Yes. We're very pleased with the way that's going. The team is actually putting together a proposal for a prototype implementation to be installed at Great Noligwa. They are hoping to have that completed by the end of 2013, so that we've actually got an operating product up in 2014. And for us, that's a really important milestone. It's both a safety project, it's a productivity project, it's a cost reduction project, it's an energy reduction project, and it will change the face of mining in South Africa. So we're very excited. We expect to see a prototype in place, and we will, in fact, be presenting some key elements of that project in Brazil in April as part of the Kellogg Global Innovation Network meeting that I'll be chairing with the head of the Mining Innovation Group out of the Kellogg University from Chicago. I'm very proud to be lead player in that program.

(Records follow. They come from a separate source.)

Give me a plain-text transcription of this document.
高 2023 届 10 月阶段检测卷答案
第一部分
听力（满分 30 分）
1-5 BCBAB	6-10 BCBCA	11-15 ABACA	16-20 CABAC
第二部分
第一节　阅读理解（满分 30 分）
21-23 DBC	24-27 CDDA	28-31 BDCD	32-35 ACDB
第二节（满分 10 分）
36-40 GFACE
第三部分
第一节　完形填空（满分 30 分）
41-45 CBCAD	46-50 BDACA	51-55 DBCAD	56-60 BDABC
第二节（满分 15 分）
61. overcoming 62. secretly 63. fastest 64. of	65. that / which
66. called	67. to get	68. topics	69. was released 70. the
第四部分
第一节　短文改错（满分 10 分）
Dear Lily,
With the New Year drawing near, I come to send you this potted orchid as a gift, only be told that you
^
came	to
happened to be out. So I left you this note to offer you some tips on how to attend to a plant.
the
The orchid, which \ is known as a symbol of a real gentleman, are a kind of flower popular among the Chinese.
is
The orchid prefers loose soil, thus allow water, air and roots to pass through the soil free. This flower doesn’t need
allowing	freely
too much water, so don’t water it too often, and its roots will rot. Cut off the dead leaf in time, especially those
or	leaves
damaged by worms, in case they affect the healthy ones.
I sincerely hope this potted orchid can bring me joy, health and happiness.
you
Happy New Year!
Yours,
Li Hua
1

I have no further questions. Sir, would you like to make some closing comments?

Mark Cutifani

Very happy, as we said from the outset. The last 3.5 years, the organization has been through a major restructure. We've seen record earnings results, return on capital employed is 25%, return on equity, 20%. We're investing cash flows in high return projects that will add value for our shareholders. And at the same time, we are continuing to build our dividend return to our shareholders on the basis of a very solid balance sheet, a very conservatively geared balance sheet. We believe that 2012 will be another significant improvement year. And as we move into 2014, that growth, as we grow both production base per share and our cash flow per share, we think, provides compelling value and demonstrated leverage compared to the physical gold where a 1% increase in gold price, in our case, represents a 2% improvement in our key financial metrics and, for us, with our improving dividend yield, we think, presents a compelling case for the purchase of equities and, in particular, AngloGold Ashanti equities. And thanks for listening.


Thank you very much, sir. On behalf of AngloGold Ashanti, that concludes this conference. Thank you for joining us. You may now disconnect your lines.